Performance of snap desktop and snappy

Hi,

I have noticed a huge difference between snap desktop and snappy in terms of processing time.
How can I improve the processing using snappy?
Can I configure snappy with the same options that I have in snap desktop?


If I can so, could you show me an example?

Thank you in advance.

Would you like to use a certain function? I implemented some S2TBX and Raster-Function in Python-Scripts. The implementation can be different. You can find some useful links in this post:

and within the snappy installation directory are some examples available.

Cheers,
Andreas

No, these settings are not helpful to improve the performance of python code.
Please not that python, by default, is not the fastest language.
But there are ways to improve the speed.
For example you can use numpy, especially when working with arrays.
Also numexpr by be worth to have a look at.

Just to give you an indication of what is possible. Recently we improved the performance of one algorithm from taking 3:40 h to 5 minutes. This was mainly achieved by using numpy.

Andreas I already know how to use snappy, I’m just talk about how to improve its performace.

Marpet, I already know numpy and I use it a lot. It’s a good tip.
But I use it for my own fuctions. My doubt is about the snap functions.
I think I have to be more specific.

Now I’m processing a set of 27 Sentinel 1 images using the following functions:
For the Coregistration:

  • TOPSAR-Split
  • Apply-Orbit-File
  • Back-Geocoding
    For the interferometric processing:
  • Interferogram
  • TOPSAR-Deburst
  • TopoPhaseRemoval

The performaces of these functions in SNAP desktop are much better than in Snappy.
I guess I can do something changing jpyconfig.py or snappy.ini files. Am I right? Or there is nothing to do.

1 Like

Yes, maybe it helps if you set jvm_maxmem in jpyconfig.

It might be slower because the parallelization in python is not as good as in Java. And there is no possible way to tune it.

I have already changed that parameter.

It’s a pity!

Thank you!, marpet :+1:

I am very new to this, but is snappy not just interfacing the SNAP java functions?

Yes, exactly.
Your python code is run with the python interpreter. You can call java snap methods from python but you are still in the python environment.

You can improve performance and use parallelisation by using appropriate libraries, like numexpr

I have been looking into the SNAP configuration options and have tried setting snap.parallelism to the number for CPUs. This seems to be set (by default) in the “snap.properties” file from the GUI. I have tried copying the settings over to the “snappy.properties” but it doesn’t seem to have any effect.

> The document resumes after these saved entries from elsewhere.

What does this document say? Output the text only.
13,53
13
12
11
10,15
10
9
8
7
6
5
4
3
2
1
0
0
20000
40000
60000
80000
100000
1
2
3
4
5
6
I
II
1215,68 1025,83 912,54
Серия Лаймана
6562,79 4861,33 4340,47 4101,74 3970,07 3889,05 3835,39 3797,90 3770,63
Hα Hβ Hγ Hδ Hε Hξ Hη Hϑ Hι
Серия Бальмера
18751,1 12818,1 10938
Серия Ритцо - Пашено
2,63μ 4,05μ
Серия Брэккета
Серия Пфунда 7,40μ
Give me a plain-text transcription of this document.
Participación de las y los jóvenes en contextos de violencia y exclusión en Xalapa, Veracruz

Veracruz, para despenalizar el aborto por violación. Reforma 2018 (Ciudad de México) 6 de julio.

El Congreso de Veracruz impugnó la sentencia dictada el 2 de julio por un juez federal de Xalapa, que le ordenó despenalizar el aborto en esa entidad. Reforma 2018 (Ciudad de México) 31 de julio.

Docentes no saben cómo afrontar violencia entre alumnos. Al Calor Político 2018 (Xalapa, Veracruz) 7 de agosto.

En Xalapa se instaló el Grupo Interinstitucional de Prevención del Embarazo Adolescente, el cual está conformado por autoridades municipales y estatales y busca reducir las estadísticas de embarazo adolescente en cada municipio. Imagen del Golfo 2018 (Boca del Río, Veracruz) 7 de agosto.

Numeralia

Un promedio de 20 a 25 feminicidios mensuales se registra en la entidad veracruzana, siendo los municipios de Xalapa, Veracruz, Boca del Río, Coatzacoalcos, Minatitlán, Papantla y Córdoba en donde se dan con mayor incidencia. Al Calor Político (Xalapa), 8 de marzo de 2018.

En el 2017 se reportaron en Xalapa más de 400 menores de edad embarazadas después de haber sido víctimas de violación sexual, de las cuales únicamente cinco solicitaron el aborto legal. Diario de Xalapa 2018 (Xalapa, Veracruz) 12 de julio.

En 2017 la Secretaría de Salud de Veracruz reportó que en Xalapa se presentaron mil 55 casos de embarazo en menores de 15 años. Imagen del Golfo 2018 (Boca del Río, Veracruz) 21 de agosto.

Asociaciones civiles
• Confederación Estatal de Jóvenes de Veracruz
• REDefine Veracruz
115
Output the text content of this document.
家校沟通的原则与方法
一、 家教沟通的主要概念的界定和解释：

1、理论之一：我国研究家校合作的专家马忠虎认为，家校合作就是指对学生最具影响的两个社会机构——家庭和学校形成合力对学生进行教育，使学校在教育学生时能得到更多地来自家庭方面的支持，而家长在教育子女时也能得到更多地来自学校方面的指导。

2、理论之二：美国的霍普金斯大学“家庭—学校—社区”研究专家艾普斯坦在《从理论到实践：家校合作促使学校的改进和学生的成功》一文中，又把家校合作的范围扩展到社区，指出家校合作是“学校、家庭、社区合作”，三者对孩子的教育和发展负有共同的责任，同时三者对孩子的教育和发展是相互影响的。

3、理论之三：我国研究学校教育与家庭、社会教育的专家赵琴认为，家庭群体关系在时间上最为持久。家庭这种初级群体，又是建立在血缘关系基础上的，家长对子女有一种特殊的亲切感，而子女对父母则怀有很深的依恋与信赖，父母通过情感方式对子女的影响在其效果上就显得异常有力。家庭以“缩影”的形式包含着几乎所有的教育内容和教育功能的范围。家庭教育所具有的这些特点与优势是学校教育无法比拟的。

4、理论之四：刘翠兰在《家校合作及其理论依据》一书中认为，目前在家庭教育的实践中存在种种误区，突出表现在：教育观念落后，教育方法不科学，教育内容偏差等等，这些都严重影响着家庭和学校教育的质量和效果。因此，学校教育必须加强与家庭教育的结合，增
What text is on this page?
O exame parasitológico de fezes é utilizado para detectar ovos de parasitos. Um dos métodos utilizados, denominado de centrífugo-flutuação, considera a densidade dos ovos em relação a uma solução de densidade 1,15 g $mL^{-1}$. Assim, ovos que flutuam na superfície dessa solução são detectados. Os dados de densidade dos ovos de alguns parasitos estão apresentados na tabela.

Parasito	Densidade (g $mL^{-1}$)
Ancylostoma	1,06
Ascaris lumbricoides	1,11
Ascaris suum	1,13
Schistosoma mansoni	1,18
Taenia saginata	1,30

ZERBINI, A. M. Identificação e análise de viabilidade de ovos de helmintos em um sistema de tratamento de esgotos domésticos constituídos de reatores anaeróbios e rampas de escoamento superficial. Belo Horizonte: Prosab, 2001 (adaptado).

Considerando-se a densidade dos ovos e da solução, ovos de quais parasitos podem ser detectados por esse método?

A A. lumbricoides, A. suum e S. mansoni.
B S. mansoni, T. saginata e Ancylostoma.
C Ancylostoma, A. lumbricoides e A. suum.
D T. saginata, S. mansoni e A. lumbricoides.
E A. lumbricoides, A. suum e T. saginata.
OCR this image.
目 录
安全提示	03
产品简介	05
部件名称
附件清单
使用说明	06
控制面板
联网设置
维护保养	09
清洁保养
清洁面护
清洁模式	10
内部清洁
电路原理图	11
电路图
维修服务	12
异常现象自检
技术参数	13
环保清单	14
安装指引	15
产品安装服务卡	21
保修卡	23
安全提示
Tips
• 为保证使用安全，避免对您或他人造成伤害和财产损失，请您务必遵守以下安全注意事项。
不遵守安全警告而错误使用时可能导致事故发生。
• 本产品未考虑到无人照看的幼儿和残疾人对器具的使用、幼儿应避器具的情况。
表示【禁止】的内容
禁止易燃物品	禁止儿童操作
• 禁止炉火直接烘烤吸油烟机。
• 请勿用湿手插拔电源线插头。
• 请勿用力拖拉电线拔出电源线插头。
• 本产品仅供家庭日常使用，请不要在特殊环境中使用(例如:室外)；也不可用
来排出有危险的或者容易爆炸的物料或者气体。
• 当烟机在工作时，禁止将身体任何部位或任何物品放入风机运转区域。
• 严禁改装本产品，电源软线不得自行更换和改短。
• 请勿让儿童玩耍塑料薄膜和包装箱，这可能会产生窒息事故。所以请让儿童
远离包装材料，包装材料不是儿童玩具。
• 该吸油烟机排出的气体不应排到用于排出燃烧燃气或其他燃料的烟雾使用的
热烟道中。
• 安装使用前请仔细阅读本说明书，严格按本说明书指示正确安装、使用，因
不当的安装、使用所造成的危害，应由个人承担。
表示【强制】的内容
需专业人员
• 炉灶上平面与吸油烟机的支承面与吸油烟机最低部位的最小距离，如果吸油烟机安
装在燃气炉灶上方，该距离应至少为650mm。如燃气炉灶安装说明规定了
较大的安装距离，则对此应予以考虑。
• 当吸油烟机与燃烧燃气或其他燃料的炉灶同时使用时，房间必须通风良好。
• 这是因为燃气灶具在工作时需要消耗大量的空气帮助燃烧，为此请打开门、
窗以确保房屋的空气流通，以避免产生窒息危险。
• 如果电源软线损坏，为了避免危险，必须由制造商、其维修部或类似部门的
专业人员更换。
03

This seems like a significant problem with process automation. Is the python interface to SNAP really restricted to a single-core as you suggest? If so, are there any plans to work around this, or is there another approach that I could be using?

Any news about that issue?

There is nothing we can do about. It is Python.
See the ‘Concurrency in Python’ section in this article.

The called java code should actually be executed multithreaded. at least for the GPF calls and the execution of operators. The number of threads is determined by the number of cores available.

@juanesburgo have you followed this thread?


And just to be sure, have you removed the # in front of the java_max_mem setting?

Would it be possible to use the dask package to solve this issue?
I have no experience with these kind of things and don’t know how to apply this to snappy functions, since they are basically a black box for me

Any advanced Python user around who can help?

(PS: very good introduction to dask on YouTube by Jim Crist of Continuum Analytics)

I am processing Sentinel-1 images…
In the end I want to save it as GeoTIFF-BigTIFF (14 GB size of an image).
When I do it in SNAP it takes just 5-10 min to export, but when I use python and snappy and call

ProductIO.writeProduct(x, y, ‘GeoTIFF-BigTIFF’)

it takes up to 2 hours to create it.
Is there a way to solve this and speed up?

There could be two reasons. One is that you have worked with the data in the desktop already and the data is already computed when you write the data. But I guess this is not the full story.

Instead of ProductIO.writeProduct() you can try the Write operator with GPF.createProduct().
Specify the file and the formatName as parameter.

I tried Write, but it didn’t write any file with the path set in parameters, it just carried on. This is part of the code. Did I make some mistake?

…
target_2 = GPF.createProduct(“Terrain-Correction”, parameters, target_1)
terrain=“D:\mozaici\”+ date + “corrected”
parameters = HashMap()
parameters.put(‘file’,terrain)
parameters.put(‘formatName’, ‘GeoTIFF-BigTIFF’)
GPF.createProduct(“Write”,parameters,target_2)

I forgot, you need to trigger the computation.
Do it like this.

targetProduct = GPF.createProduct('Write', parameters, target_2)
targetProduct.getBandAt(0).getGeophysicalImage().getData()

Because GPF follows the pull model, operators are only executed if the data is pulled.
A bit less weird is the following:

WriteOp = jpy.get_type('org.esa.snap.core.gpf.common.WriteOp')
WriteOp writeOp = WriteOp(target_2, terrain, 'GeoTIFF-BigTIFF');
writeOp.writeProduct(ProgressMonitor.NULL);

First option was taking some time to finish, but in the end image file was not created.

Option two is some mix of java syntax, right? In the second line if I neglect WriteOp (declaration I guess) I get

writeOp = WriteOp(target_2, terrain, ‘GeoTIFF-BigTIFF’);
RuntimeError: no matching Java method overloads found

It must be done like this.

WriteOp = jpy.get_type('org.esa.snap.core.gpf.common.WriteOp')
writeOp = WriteOp(target_2, File(terrain), 'GeoTIFF-BigTIFF')
writeOp.writeProduct(ProgressMonitor.NULL)

Terrain must be converted from a string path into a java File.

And where does “File” come from? How to do this conversion from string path to java File?

It is already converted in my second example.
You just need to create a new object File with the string as the parameter.
jpy.get_type(…) is not needed because File is defined in snappy by default.

WriteOp = jpy.get_type(‘org.esa.snap.core.gpf.common.WriteOp’)
writeOp = WriteOp(target_2, File(terrain), ‘GeoTIFF-BigTIFF’)
writeOp.writeProduct(ProgressMonitor.NULL)